Contrary to claims made on their MySpace page, Aloha is not “experimental”, and only abstractly “progressive.” The first genre that comes to mind when listening to their EP Light Works is sadly neither of these, but something in the neighborhood of their hated opposite: adult contemporary.
Granted, band leader Tony Cavallario has a knack for arrangement. Songs featuring a single acoustic guitar benefit at times from sudden orchestral swells, piano solos, crescendos and decrescendos. Yet all too often, bursts of dense arrangement add a dose of preciousness to what might otherwise have been nicely understated, like in “Trick Spring” when the line “every sleeping bough is waking up” triggers an aggressively spring-y swell of “aahs” and a synthesized instrument that sounds like something out of Zelda. And even the best arrangements can only carry a song so far without interesting melodies; more often than not, the listener is able to impatiently predict each note as Cavallario plods along, treating each syllable with a childlike egalitarianism. Overuse of pleasant yet predictable guitar arpeggios only serves to compound the problem.
Add in some blandly raspy vocals, and almost every song on the album sounds like it’s auditioning to be on the soundtrack of One Tree Hill. Overuse of chorus and reverb effects is partly to blame, but the offending timbre comes mainly from Cavallario himself, who seems to have made a mission of draining all emotion from his voice. This makes sense, considering most of the lyrics are generic enough to make “your body is a wonderland” look like a deeply personal observation. Occasionally he does say something telling, like the decidedly anti-rock and roll sentiment “too much of anything is bad,” repeated over and over with smug certainty in “Passengers.” But the worst moment comes during “Gold World,” which sounds like the sequel to Goo Goo Dolls smash hit Iris when Cavallario rasps, in his best nineties voice, “we can meet under the streetlights in a world that we design.” (But I thought you didn’t want the world to see you…?)

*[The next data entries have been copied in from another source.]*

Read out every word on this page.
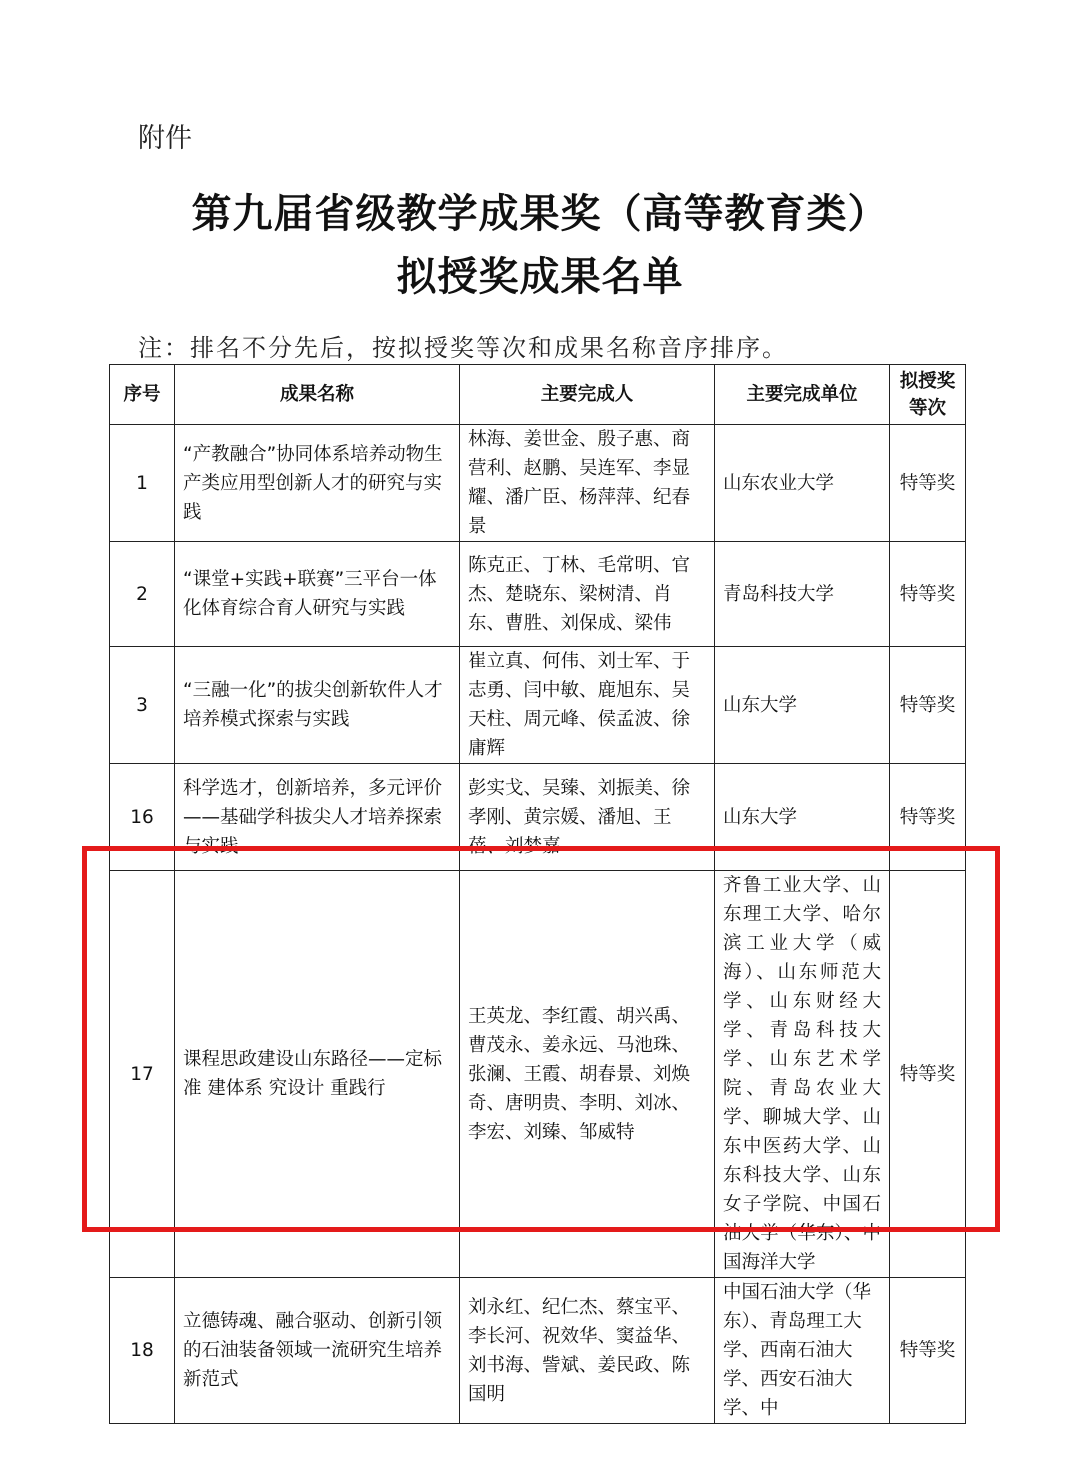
附件
第九届省级教学成果奖（高等教育类）
拟授奖成果名单
注：排名不分先后，按拟授奖等次和成果名称音序排序。
序号	成果名称	主要完成人	主要完成单位	拟授奖等次
1	“产教融合”协同体系培养动物生产类应用型创新人才的研究与实践	林海、姜世金、殷子惠、商营利、赵鹏、吴连军、李显耀、潘广臣、杨萍萍、纪春景	山东农业大学	特等奖
2	“课堂+实践+联赛”三平台一体化体育综合育人研究与实践	陈克正、丁林、毛常明、官杰、楚晓东、梁树清、肖东、曹胜、刘保成、梁伟	青岛科技大学	特等奖
3	“三融一化”的拔尖创新软件人才培养模式探索与实践	崔立真、何伟、刘士军、于志勇、闫中敏、鹿旭东、吴天柱、周元峰、侯孟波、徐庸辉	山东大学	特等奖
16	科学选才，创新培养，多元评价——基础学科拔尖人才培养探索与实践	彭实戈、吴臻、刘振美、徐孝刚、黄宗媛、潘旭、王蓓、刘梦嘉	山东大学	特等奖
17	课程思政建设山东路径——定标准 建体系 究设计 重践行	王英龙、李红霞、胡兴禹、曹茂永、姜永远、马池珠、张澜、王霞、胡春景、刘焕奇、唐明贵、李明、刘冰、李宏、刘臻、邹威特	齐鲁工业大学、山东理工大学、哈尔滨工业大学（威海）、山东师范大学、山东财经大学、青岛科技大学、山东艺术学院、青岛农业大学、聊城大学、山东中医药大学、山东科技大学、山东女子学院、中国石油大学（华东）、中国海洋大学	特等奖
18	立德铸魂、融合驱动、创新引领的石油装备领域一流研究生培养新范式	刘永红、纪仁杰、蔡宝平、李长河、祝效华、窦益华、刘书海、訾斌、姜民政、陈国明	中国石油大学（华东）、青岛理工大学、西南石油大学、西安石油大学、中	特等奖
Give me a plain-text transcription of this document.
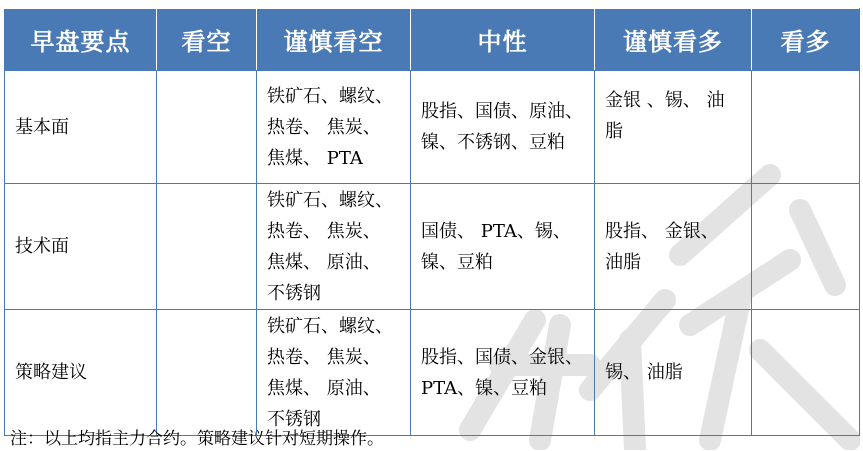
早盘要点	看空	谨慎看空	中性	谨慎看多	看多
基本面		铁矿石、螺纹、
热卷、 焦炭、
焦煤、 PTA	股指、国债、原油、
镍、不锈钢、豆粕	金银 、锡、 油
脂	

技术面		铁矿石、螺纹、
热卷、 焦炭、
焦煤、 原油、
不锈钢	国债、 PTA、锡、
镍、豆粕	股指、 金银、
油脂	

策略建议		铁矿石、螺纹、
热卷、 焦炭、
焦煤、 原油、
不锈钢	股指、国债、金银、
PTA、镍、豆粕	锡、 油脂	

注：以上均指主力合约。策略建议针对短期操作。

The one standout song on the album, “The End,” gets the chorus effect/personality balance right (though it sounds copied from Elliot Smith) and injects some interesting key changes into the melody (even managing to recall the Beatles), and the bridge/interlude bounces along with a self consciously retro-cheerful type of cheesiness, i.e. the good kind. Unfortunately, this infective mid-tempo energy is not seen anywhere else on an album that is, in general, at best uneventfully pretty and at worst downright lobotomized.